There’s a story that outlines, in crystal clear terms, the strange new world that the art of modern public relations inhabits.
It’s a story that just keeps going: the endless parade of powerful men being exposed as sexual predators and serial harassers. It’s beyond unnecessary to give the rundown; we all know the big names, and as their numbers grow, it becomes a torrent that’s pointless to try to keep up with. And the unmaskings have reached Congress as well, having already felled Democrats Al Franken and John Conyers and Republican Trent Franks.
And then there are the accusations leveled against Roy Moore.
Rather than catalog those numerous accusations, which have dominated the news for weeks (a rare feat in the news firehose that is 2017) and with which we are all familiar, I want to take a different course and ask a question I’m not seeing discussed elsewhere: which party is handling this situation better and whether or not, from a political and public relations standpoint, it even matters right now.
That last question isn’t one I’m especially thrilled to be tackling, so let’s start at the top; are the Democrats or the Republicans handling this ongoing crisis better?
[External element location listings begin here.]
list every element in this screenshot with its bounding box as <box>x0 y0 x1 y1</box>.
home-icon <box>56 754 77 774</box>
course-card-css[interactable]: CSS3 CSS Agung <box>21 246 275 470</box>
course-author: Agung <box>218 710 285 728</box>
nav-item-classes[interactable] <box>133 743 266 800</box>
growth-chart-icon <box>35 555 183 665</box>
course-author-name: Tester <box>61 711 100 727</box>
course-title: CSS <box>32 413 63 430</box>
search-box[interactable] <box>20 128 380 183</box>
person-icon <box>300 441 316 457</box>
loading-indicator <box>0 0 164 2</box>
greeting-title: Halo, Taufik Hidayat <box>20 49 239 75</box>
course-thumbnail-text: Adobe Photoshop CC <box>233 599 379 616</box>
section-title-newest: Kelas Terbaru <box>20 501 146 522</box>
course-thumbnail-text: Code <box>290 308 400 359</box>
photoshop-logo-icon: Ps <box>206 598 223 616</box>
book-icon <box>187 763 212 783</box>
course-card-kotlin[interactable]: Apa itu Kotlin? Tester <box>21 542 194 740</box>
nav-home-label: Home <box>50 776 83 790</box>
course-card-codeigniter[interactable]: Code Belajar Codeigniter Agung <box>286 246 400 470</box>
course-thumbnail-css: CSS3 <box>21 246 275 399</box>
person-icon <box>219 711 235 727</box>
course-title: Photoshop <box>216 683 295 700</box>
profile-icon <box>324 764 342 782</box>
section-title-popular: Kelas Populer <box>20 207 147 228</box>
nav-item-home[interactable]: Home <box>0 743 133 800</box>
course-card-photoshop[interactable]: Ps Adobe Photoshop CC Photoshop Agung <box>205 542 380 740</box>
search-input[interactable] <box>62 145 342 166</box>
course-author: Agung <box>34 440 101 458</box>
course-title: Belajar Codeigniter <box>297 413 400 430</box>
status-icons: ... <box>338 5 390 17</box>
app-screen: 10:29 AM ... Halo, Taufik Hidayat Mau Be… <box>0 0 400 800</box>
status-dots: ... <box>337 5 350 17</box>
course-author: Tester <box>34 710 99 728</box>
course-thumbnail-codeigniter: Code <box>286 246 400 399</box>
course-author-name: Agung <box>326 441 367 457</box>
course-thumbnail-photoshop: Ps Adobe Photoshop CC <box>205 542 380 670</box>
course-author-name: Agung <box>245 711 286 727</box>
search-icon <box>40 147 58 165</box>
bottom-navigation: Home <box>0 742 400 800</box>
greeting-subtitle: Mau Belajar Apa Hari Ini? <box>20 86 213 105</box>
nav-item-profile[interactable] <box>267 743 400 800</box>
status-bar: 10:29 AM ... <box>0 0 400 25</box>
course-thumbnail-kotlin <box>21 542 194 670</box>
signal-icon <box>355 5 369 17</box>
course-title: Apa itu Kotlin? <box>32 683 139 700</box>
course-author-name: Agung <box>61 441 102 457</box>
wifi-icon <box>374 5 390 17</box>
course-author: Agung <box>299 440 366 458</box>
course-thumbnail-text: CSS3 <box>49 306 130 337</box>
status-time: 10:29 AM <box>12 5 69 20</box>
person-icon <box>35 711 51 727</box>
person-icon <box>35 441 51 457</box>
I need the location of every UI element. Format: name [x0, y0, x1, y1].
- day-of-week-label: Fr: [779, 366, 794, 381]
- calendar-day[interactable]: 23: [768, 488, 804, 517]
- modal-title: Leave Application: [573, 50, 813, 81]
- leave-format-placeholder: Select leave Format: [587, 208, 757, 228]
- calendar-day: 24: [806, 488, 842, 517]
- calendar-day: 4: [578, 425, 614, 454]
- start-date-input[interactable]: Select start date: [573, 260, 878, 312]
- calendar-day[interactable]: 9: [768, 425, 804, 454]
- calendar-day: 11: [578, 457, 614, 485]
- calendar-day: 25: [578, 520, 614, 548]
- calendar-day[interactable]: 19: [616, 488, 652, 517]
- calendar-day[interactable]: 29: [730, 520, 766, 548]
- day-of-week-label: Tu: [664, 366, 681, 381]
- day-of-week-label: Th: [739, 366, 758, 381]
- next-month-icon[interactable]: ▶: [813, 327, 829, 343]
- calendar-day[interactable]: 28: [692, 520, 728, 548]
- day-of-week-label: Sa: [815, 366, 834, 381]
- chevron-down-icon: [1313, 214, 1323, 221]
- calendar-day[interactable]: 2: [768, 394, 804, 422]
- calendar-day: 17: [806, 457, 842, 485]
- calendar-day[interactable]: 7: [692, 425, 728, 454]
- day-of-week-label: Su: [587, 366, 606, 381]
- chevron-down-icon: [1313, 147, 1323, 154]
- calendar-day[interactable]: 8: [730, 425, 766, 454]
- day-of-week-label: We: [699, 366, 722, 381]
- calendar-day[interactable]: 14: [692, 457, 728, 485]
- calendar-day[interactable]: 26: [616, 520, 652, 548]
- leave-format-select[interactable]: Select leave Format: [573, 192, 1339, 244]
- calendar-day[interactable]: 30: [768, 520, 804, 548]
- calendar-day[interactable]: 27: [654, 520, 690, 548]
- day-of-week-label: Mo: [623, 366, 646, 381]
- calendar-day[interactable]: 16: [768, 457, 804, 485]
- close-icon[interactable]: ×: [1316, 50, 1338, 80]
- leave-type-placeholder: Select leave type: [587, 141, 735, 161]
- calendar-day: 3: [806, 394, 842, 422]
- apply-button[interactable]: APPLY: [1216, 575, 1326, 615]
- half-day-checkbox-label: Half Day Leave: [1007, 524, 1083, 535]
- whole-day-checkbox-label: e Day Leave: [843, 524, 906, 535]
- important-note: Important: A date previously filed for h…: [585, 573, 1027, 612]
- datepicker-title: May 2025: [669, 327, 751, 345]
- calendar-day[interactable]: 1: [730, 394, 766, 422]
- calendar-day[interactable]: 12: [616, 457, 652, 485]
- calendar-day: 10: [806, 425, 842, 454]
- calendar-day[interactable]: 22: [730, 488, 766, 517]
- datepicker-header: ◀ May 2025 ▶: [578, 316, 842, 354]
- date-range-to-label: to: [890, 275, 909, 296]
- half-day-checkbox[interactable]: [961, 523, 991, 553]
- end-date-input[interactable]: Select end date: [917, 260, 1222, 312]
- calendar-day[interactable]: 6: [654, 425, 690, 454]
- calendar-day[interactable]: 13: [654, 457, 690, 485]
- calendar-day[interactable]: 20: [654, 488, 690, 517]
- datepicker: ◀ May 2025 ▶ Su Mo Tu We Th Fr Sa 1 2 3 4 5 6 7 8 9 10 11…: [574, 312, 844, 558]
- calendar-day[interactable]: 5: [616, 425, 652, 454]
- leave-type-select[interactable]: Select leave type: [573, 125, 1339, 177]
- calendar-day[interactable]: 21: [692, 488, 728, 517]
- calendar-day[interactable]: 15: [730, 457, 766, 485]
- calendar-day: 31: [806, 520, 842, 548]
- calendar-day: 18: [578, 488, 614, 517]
The answer you may immediately be jumping to – that it’s clearly the Democrats – might prove surprisingly incorrect, because we’re not asking a moral question. We witnessed over the course of the 2016 election that stubborn, intransigent denials can work marvels, and obvious evasions can successfully deflect questions almost indefinitely. Less than a month after the “grab ‘em by the p*ssy” tapes leaked, Donald Trump was elected president; the news cycle moves quickly, and the lesson the Republicans learned is that mastering it means winning the day, not the point. From a PR perspective, modern politics operates in 24-hour increments (if that).
We need only look, again, at last year’s election for proof; the drumbeat of scandal that plagued the Trump campaign meant that all it had to do was ignore a problem long enough for it to go away, while the Clinton administration couldn’t avoid the day-in day-out reminders of a single scandal. Trump knew that all he had to do was win the day and he’d be fine; tomorrow, he’d sort out that day. It’s media-driven public relations more than politics itself, focusing on evasion over confrontation on a daily basis.